Nearly 5,500 Americans have been evacuated as part of a mammoth operation that has flown more than 114,000 people from the country since the Taliban takeover.

Some Americans, National Security Advisor Jake Sullivan told Fox News on Sunday, had chosen to stay beyond the August 31 deadline set to complete the evacuation, but he said "they are not going to be stuck in Afghanistan."

  READ MORE: Taliban seeks to set up new Afghan government, condemn US strike

The US has "a mechanism to get them out," Sullivan added, without elaborating.

Seeking to reassure Americans and their remaining allies in Afghanistan about the deeply uncertain future, he said "The Taliban have made commitments to us...and we have leverage to hold them to those commitments."

Sullivan did not elaborate about the leverage, but the United States and other countries have frozen billions of dollars of Afghan government assets.

US officials have warned about continuing danger around Kabul international airport and urged people to stay away.

An attack there Thursday claimed dozens of lives, including those of 13 American service members.

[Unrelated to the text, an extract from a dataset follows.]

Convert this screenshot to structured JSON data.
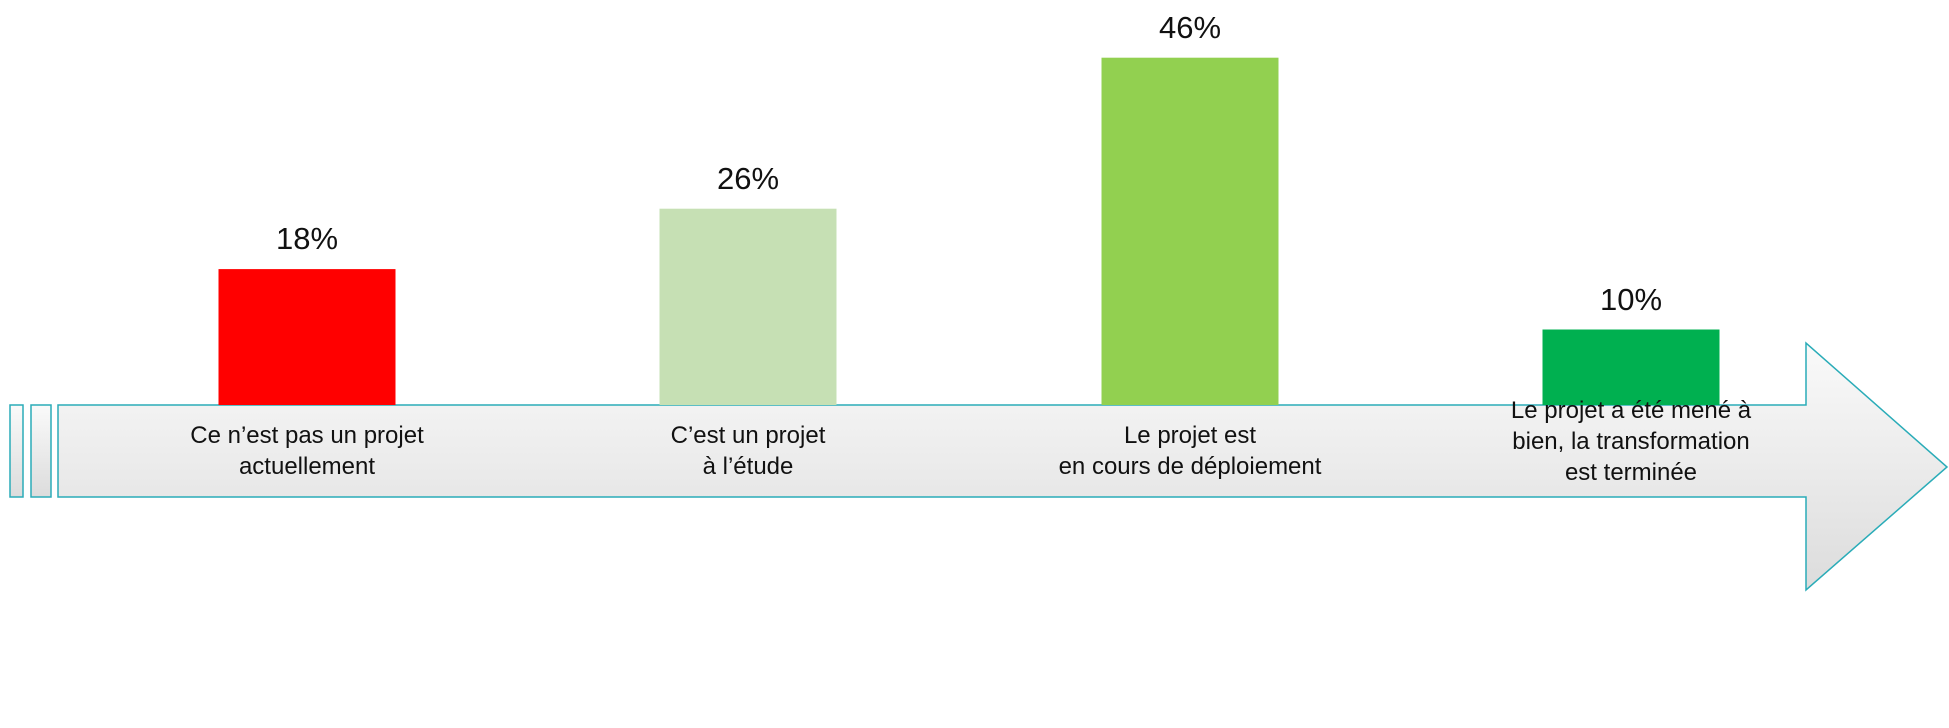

US President Joe Biden and his wife, Jill, were at Dover Air Force Base in Delaware on Sunday to meet the plane returning their remains and to offer condolences to family members.

But officials warned that the final winding down of the United States' 20-year presence in Afghanistan could hold some o f the highest risks.

"This is the most dangerous time in an already extraordinarily dangerous mission," Blinken said.

Sullivan told Fox News Sunday that "another attack could occur at any time."